Schock bei der evangelisch-reformierten Kirche in Bayern: Ihr Finanzchef soll das gesamte Barvermögen von fast elf Millionen Euro veruntreut haben. Dieser Betrag setze sich aus Kirchensteuergeldern von 8,2 Millionen und aus Zinsen in Höhe von etwa 2,7 Millionen zusammen, sagte ein Kirchensprecher am Freitag. Die Staatsanwaltschaft Nürnberg beantragte Haftbefehl gegen den 67-jährigen Finanzchef, wie aus Justizkreisen verlautete. Gegen ihn und weitere Personen wird wegen des Verdachts der Untreue ermittelt.

Der Steuerberater und Wirtschaftsprüfer aus Nürnberg arbeitete seit 1980 ehrenamtlich als Finanzchef für die Kirche. Er soll seit 2004 dubiose Darlehen an Technikunternehmen vergeben haben, bei denen er Anteile hielt oder alleiniger Inhaber war. Empfänger der Millionen waren nach Kirchenangaben die Firma «Technotherm International», die Elektrospeicheröfen vertreibt, und die Firma «Mesa 2000», die im Müllverbrennungsgeschäft tätig ist.

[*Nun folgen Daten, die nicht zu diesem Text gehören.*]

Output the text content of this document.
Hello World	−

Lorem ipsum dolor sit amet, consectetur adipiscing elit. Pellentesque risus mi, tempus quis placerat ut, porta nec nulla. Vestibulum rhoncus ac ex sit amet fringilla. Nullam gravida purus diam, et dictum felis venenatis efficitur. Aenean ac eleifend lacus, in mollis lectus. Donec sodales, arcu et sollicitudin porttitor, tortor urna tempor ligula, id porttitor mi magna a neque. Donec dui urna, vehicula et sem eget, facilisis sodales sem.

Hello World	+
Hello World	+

Erfundene Wertpapierdepots

Weitere Gelder soll er an sich selbst und in die Türkei überwiesen haben. Andere Kirchenkonten soll er verpfändet haben. Zur Täuschung der Kirchengremien habe der Finanzchef nicht vorhandene Wertpapierdepots erfunden, Rechnungsprüfungen geschickt umgangen und, als bereits Misstrauen bestand, immer wieder die baldige Rückzahlung zugesichert.

Der Präses der Kirche, Joachim Metten, teilte mit, man habe dem Finanzchef nach über 20 Jahren guter Erfahrung uneingeschränkt vertraut. Zugleich räumte er ein, Kontrollen hätten in zu geringem Maß stattgefunden oder versagt. Der Finanzchef sei Überprüfungen aber auch geschickt ausgewichen. «Es ist uns klar, dass die Vorgänge von außen gesehen unglaublich sind», sagte er.

Das Problem sei erst aufgefallen, als Zahlungen ausblieben. «Ich habe in meinem Amt versäumt, die Haushaltsordnung einzufordern und fühle mich für den Schaden verantwortlich», sagte Metten.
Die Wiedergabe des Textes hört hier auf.